A side-door approach to justice
Some may have missed the news or dismissed it as a more symbolic than substantive change. But symbols have meaning, and the meaning of this change is a sad testament to our times.
This week, the U.S. Supreme Court announced that visitors to the courthouse will no longer be let in the front door. Starting Tuesday, lawyers, litigants and spectators are being detoured to ground-level entrances for security screening.
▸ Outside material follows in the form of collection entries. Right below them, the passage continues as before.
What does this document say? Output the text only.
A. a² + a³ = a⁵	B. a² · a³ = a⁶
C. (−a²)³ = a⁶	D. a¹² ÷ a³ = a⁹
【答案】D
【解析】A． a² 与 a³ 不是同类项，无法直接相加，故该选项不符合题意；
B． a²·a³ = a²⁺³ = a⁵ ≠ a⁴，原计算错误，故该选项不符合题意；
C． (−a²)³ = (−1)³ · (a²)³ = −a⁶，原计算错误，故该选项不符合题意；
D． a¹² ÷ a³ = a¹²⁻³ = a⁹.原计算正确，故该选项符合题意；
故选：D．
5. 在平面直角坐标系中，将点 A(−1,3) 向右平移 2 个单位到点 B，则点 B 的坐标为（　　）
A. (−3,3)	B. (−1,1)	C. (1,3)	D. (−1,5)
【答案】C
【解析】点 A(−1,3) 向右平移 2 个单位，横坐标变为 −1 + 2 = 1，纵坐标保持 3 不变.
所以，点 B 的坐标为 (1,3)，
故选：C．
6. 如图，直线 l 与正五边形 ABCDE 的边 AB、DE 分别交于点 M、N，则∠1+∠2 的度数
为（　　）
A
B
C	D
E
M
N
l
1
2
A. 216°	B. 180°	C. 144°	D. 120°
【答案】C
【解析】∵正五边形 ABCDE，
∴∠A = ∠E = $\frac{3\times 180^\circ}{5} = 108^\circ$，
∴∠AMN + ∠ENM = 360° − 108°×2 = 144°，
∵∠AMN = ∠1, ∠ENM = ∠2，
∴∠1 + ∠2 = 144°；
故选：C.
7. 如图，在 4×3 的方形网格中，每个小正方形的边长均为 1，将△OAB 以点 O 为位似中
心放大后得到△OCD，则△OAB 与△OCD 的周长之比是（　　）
Only a few days since the most recent terrorist bombing attempt, it's a defensible decision, but it reflects poorly on our democracy. Among the powerful aspects of the Supreme Court building are the imposing front steps leading to those massive bronze doors. Besides elevating the concept of "justice for all" in a physical sense, they also give everyone more than conceptual access. Want justice? Come right in.
At least, that's how it used to be before security trumped public access. Coincidentally, among the last to come in the front were sovereignty activists Leina'ala Fruean and Leon Siu, whose photos appeared in The New York Times.
Fortunately, the renovation of the Prince Kūhiō Kalaniana'ole Federal building and Courthouse in Honolulu will preserve some sense of open access to the public along with its needed security upgrades. The separate checkpoints for the offices and courthouse will be pulled together into a pavilion between the buildings, a much more efficient operation than the makeshift one in place today.
It's no small matter that people in Hawai'i will still have their entree to federal justice through the front door.
We look forward to the day when our nation is sufficiently secure and unafraid to reopen the front doors of its Supreme Court.